PM – What is it, my child?
PD – Yes?
JL – Do you want the good news or the bad news?
PM – The bad news.
JL – I’m pregnant.
PD – Good God!
JL – Would you like the good news?
PM – Yes.
JL – I’m rich!
PD – Brilliant!
JL – What do you think of that?! I was being blackmailed by a terrible, terrible man.
PD – Oh no!
JL – So I went, and I worked like a decent, honest woman, like I’ve never worked before. I now have over three thousand golden sovereigns; (LS laughing) I am pregnant, but I don’t care! I’m going to raise the child myself with the money I’ve earned. What do you say to that, father?
PM – Good.
JL – Yes, I knew you’d be angry!
(audience
laugh at the contradicting dialogue)
JL – What do you say, mother?
PD – Well, you seem to have got it all worked out, really.

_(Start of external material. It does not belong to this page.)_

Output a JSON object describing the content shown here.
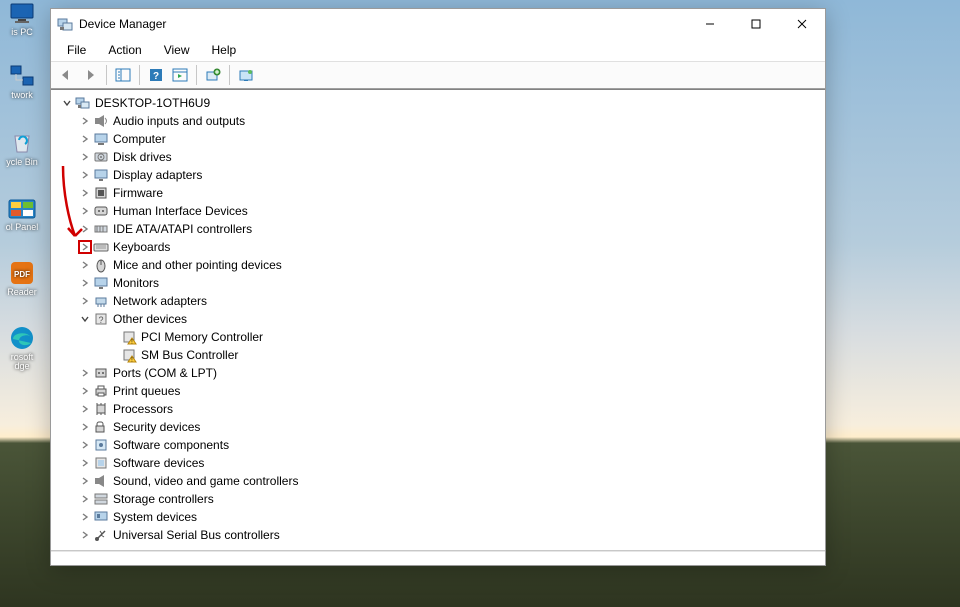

JL – Oh, please try and understand me!
PM – We can only offer you our best wishes…
JL – Oh yes, typical parents! I won’t leave, I tell you, I won’t! I’m going to my room now, stop shouting!
(door
slams, audience applause)
LS – And so it was, that she ran to her room, she ran to her room and she flung open the window and she looked at London too; she looked at this great, vibrant city, this city in a changing world, and she knew, (city noises) she knew that she was going to help build this new world, she was part of it, she was someone (LS laughs as a stirring march begins to play) who was going to make it great, England great, and London great. For she was a Masterson, but a new sort of Masterson, a Masterson who would work for a living, who would sweat for a living, someone who was worthy of… The Masterson Inheritance!